The pledges come amid concerns that the war in Ukraine and growing economic worries are distracting from the global push to combat the pandemic. Krishna Udayakumar of the Duke Global Health Innovation Center told Politico that the money, while welcome, is likely insufficient. “It is important that new resources, including funding, are being committed to the pandemic response,” he said. “In the current climate, $3.1 [billion] may be more than expected, but falls far short of even the [global health response] funding gap for this year, which is almost $15 [billion].”

U.S. effort stalls: Biden has asked lawmakers for another $22.5 billion to maintain and expand the U.S. response to the coronavirus, but that request, whittled down by lawmakers to $10 billion, is stalled in Congress. The emergency aid package shrank following disputes over how to pay for it, with Republicans insisting that no new funds be allocated, and the smaller package is being delayed by a GOP effort to include an amendment that would keep a health rule known as Title 42, which allows the U.S. to deport immigrants due to health concerns, in place at the U.S.-Mexico border.

Republicans are also growing increasingly skeptical about the U.S. vaccination effort, Axios’s Caitlin Owens reports. Although the vaccines have proved to be highly effective at preventing hospitalizations and deaths, they are less effective at preventing the spread of the most recent variants of Covid-19, and some Republicans don’t want to spend money on vaccines that may be losing their punch. Republicans have also raised questions about the way vaccines are distributed, with some going to waste once their multi-shot containers are opened.

To critics, the objections to the funding request raised by Republicans are hard to digest, especially in light of the recent uptick in Covid cases in the U.S. “Looking to save money on wasted doses is fiscal conservatism as pathology,” writes Jonathan Chait of New York Magazine. “The shortsightedness of this position is almost unfathomable. It is difficult to conceive of a less intelligent way to save the government money than to skimp on vaccines and therapeutics. The scale of the savings in vaccine subsidies is in the billions, and the cost of the pandemic is measured in trillions.”

Quotes of the Day

“We thought that if the economy performs about as expected, that it would be appropriate for there to be additional 50-basis point increases at the next two meetings, so. But I would just say, we have a series of expectations about the economy. If things come in better than we expect, then we’re prepared to do less. If they come in worse than when we expect, then we’re prepared to do more.”

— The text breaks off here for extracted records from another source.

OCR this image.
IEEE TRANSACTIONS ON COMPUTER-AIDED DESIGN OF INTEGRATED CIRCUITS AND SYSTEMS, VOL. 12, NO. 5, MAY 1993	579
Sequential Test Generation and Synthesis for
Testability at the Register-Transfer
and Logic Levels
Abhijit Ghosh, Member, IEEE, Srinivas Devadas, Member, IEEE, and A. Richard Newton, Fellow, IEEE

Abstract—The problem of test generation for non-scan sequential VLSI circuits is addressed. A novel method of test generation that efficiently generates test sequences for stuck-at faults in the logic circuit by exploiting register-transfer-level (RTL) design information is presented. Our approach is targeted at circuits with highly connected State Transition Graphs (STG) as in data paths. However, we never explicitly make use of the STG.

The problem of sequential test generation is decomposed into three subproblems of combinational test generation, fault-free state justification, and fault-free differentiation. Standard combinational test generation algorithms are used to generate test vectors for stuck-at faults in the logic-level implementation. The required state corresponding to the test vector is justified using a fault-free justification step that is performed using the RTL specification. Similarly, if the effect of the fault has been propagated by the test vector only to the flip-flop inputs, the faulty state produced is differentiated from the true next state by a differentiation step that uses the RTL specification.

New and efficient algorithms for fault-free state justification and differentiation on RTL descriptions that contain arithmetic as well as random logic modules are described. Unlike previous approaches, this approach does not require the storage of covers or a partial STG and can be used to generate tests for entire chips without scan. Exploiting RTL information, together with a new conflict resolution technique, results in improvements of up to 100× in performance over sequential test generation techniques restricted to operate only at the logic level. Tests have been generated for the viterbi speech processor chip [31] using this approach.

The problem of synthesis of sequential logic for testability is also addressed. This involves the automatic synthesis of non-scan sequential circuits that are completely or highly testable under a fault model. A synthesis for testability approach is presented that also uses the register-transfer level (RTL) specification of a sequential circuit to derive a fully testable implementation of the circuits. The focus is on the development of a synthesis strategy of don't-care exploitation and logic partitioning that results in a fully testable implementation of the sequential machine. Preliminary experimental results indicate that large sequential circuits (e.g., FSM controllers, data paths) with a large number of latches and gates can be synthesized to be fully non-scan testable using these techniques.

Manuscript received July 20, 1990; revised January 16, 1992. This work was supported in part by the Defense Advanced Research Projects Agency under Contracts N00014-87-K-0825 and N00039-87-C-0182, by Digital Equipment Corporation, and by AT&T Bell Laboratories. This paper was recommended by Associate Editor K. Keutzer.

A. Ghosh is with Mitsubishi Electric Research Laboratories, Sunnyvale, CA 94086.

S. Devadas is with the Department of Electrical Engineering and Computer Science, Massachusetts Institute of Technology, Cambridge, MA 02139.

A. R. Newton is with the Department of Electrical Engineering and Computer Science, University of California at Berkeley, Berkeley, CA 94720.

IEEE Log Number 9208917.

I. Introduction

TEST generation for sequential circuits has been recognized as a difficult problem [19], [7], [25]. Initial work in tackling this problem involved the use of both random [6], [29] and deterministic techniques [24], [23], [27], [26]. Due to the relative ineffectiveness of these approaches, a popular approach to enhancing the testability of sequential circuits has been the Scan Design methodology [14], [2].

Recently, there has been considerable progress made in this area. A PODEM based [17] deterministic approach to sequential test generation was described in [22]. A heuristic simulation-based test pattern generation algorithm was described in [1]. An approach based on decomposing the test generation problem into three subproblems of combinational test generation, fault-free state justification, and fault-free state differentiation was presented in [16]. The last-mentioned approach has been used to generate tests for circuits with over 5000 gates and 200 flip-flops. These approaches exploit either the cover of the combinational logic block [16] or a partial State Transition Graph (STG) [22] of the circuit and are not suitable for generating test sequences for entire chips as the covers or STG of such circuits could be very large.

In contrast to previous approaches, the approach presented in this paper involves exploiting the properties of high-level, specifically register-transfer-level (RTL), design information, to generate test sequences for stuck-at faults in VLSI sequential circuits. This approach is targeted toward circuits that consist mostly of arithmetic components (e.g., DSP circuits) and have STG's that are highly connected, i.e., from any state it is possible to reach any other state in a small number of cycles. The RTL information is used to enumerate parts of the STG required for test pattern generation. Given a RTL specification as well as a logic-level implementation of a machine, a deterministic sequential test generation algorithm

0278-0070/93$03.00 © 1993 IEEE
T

– Federal Reserve Chair Jerome Powell, newly confirmed by the Senate to another four-year term as head of the central bank, confirming in an interview with Marketplace that interest rate hikes of a half percentage point are likely at each of the Fed’s next two meetings.

"Nobody has been stupid enough to say them out loud, let alone put them in a plan and put it on a website.

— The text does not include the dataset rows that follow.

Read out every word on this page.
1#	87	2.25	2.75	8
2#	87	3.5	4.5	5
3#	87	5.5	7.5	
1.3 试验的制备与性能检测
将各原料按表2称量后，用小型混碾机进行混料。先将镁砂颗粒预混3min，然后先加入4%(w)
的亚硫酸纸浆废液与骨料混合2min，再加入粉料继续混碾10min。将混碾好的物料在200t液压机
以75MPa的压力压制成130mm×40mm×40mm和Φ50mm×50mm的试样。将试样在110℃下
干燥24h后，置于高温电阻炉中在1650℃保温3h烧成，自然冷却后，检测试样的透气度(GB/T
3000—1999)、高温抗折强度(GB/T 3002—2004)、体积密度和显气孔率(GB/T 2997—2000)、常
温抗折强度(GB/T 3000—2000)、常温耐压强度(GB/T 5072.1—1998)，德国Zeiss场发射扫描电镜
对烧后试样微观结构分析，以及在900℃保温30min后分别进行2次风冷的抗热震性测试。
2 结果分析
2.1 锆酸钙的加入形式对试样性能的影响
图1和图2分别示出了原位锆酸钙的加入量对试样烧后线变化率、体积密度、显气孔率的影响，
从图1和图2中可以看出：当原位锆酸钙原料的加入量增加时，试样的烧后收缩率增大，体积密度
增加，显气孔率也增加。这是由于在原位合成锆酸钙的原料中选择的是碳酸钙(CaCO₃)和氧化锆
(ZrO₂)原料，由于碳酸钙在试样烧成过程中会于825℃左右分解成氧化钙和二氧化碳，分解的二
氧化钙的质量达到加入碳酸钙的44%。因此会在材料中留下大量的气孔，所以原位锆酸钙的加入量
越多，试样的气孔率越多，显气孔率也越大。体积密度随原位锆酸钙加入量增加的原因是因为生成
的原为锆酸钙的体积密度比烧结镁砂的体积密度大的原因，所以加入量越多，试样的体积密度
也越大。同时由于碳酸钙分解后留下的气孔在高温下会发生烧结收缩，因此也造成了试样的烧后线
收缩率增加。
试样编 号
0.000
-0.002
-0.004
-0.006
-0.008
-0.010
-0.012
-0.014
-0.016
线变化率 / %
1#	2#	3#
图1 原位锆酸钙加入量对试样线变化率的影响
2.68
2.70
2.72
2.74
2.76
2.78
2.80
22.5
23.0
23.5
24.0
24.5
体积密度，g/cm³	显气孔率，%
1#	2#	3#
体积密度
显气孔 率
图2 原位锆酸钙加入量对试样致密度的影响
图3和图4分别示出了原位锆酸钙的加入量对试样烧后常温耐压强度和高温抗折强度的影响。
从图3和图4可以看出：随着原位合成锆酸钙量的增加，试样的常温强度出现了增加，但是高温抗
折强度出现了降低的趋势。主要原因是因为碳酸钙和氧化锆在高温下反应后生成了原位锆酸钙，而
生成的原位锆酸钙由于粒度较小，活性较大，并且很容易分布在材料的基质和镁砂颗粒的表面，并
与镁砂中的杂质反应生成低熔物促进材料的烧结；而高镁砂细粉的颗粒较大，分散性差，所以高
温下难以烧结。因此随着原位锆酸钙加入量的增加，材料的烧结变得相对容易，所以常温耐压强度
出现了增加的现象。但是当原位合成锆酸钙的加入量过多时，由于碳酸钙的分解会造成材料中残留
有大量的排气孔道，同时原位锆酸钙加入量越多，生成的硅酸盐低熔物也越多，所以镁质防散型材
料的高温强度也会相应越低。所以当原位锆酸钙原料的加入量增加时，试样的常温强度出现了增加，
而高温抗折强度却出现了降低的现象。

Rodell Mollineau, a Democratic strategist and partner at the bipartisan firm Rokk Solutions, as quoted by Roll Call about an 11-point plan released earlier this year by Sen. Rick Scott (R-FL) that called for all Americans to pay some federal income tax and for all federal laws to sunset or be renewed after five years. Democrats, including President Biden, have hammered the plan and sought to portray it as indicative of what Republicans would do if they win control of Congress. Roll Call reports that the Democratic National Committee is launching a Facebook ad campaign aimed at seniors in Senate battleground states and focused on the Scott plan. The senator, meanwhile, is reportedly launching his own ads in which he says: "I’ve got a plan to rescue our country. Washington hates it. That’s how you know it’s good."